The Uninhabitable Earth: Life After Warming by David Wallace-Wells is a real bummer. The book begins, “It is worse, much worse than you think,” and everything that follows serves to prove his point that the time to avoid the calamities of climate change has already passed. The chapter titles give a sense of the book’s content and tone: “Heat Death,” “Hunger,” “Drowning,” “Dying Oceans,” “Unbreathable Air,” and “Economic Collapse.” It’s not that Wallace-Wells thinks we should give up. In fact, he argues that we must do everything we can to combat global warming. However, he is insistent that “the world has, at most, about three decades to completely decarbonize before truly devastating climate horrors begin.” In short, the best we can strive for at this point is a really bad outcome rather than complete annihilation.
Climate science doubters will, of course, say that Wallace-Wells is just an alarmist, but they may have trouble explaining away the 65 pages of notes at the end of his book, many of them citations from prestigious scientific journals. The Uninhabitable Earth offers one body blow after another, and even readers who find the book’s argument convincing may feel overwhelmed by the avalanche of bad news, especially in the first two parts. The author clearly isn’t in the business of offering solace.

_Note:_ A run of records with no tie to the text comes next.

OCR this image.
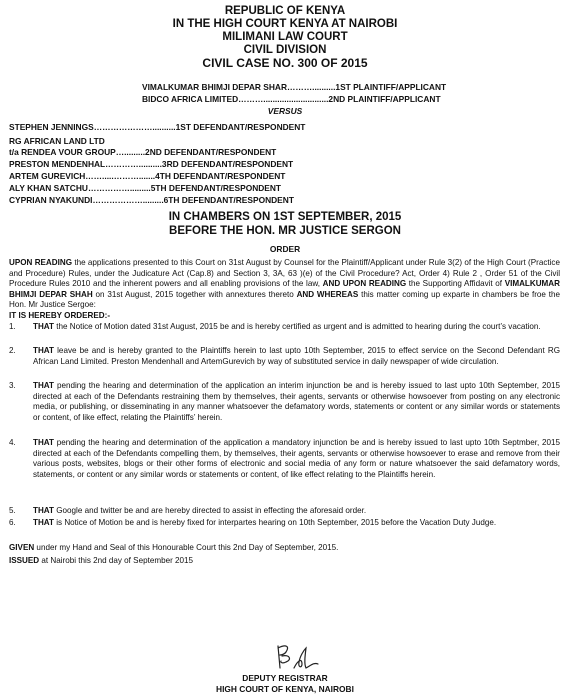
REPUBLIC OF KENYA
IN THE HIGH COURT KENYA AT NAIROBI
MILIMANI LAW COURT
CIVIL DIVISION
CIVIL CASE NO. 300 OF 2015
VIMALKUMAR BHIMJI DEPAR SHAR………..........1ST PLAINTIFF/APPLICANT
BIDCO AFRICA LIMITED………............................2ND PLAINTIFF/APPLICANT
VERSUS
STEPHEN JENNINGS…………………..........1ST DEFENDANT/RESPONDENT
RG AFRICAN LAND LTD
t/a RENDEA VOUR GROUP….........2ND DEFENDANT/RESPONDENT
PRESTON MENDENHAL…………..........3RD DEFENDANT/RESPONDENT
ARTEM GUREVICH…….....……….......4TH DEFENDANT/RESPONDENT
ALY KHAN SATCHU…………….........5TH DEFENDANT/RESPONDENT
CYPRIAN NYAKUNDI……………….........6TH DEFENDANT/RESPONDENT
IN CHAMBERS ON 1ST SEPTEMBER, 2015
BEFORE THE HON. MR JUSTICE SERGON
ORDER
UPON READING the applications presented to this Court on 31st August by Counsel for the Plaintiff/Applicant under Rule 3(2) of the High Court (Practice and Procedure) Rules, under the Judicature Act (Cap.8) and Section 3, 3A, 63 )(e) of the Civil Procedure? Act, Order 4) Rule 2 , Order 51 of the Civil Procedure Rules 2010 and the inherent powers and all enabling provisions of the law, AND UPON READING the Supporting Affidavit of VIMALKUMAR BHIMJI DEPAR SHAH on 31st August, 2015 together with annextures thereto AND WHEREAS this matter coming up exparte in chambers be froe the Hon. Mr Justice Sergoe:
IT IS HEREBY ORDERED:-
1. THAT the Notice of Motion dated 31st August, 2015 be and is hereby certified as urgent and is admitted to hearing during the court’s vacation.
2. THAT leave be and is hereby granted to the Plaintiffs herein to last upto 10th September, 2015 to effect service on the Second Defendant RG African Land Limited. Preston Mendenhall and ArtemGurevich by way of substituted service in daily newspaper of wide circulation.
3. THAT pending the hearing and determination of the application an interim injunction be and is hereby issued to last upto 10th September, 2015 directed at each of the Defendants restraining them by themselves, their agents, servants or otherwise howsoever from posting on any electronic media, or publishing, or disseminating in any manner whatsoever the defamatory words, statements or content or any similar words or statements or content, of like effect, relating the Plaintiffs’ herein.
4. THAT pending the hearing and determination of the application a mandatory injunction be and is hereby issued to last upto 10th Septmber, 2015 directed at each of the Defendants compelling them, by themselves, their agents, servants or otherwise howsoever to erase and remove from their various posts, websites, blogs or their other forms of electronic and social media of any form or nature whatsoever the said defamatory words, statements, or content or any similar words or statements or content, of like effect relating to the Plaintiffs herein.
5. THAT Google and twitter be and are hereby directed to assist in effecting the aforesaid order.
6. THAT is Notice of Motion be and is hereby fixed for interpartes hearing on 10th September, 2015 before the Vacation Duty Judge.
GIVEN under my Hand and Seal of this Honourable Court this 2nd Day of September, 2015.
ISSUED at Nairobi this 2nd day of September 2015
DEPUTY REGISTRAR
HIGH COURT OF KENYA, NAIROBI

People in general, and Americans in particular, are averse to truth-telling about climate change, so rather than a clarion call to action, The Uninhabitable Earth will more likely become just another footnote that future generations can refer to when they want yet more evidence of how little we seemed to care about their fate. Indeed, Wallace-Wells sees our emerging tendency to “normalize climate change” as typical of the human inclination to come to terms “with what is just ahead of us, decrying what lies beyond that, and forgetting all that we had ever said about the absolute moral unacceptability of the conditions of the world we are passing through in the present tense, blithely.”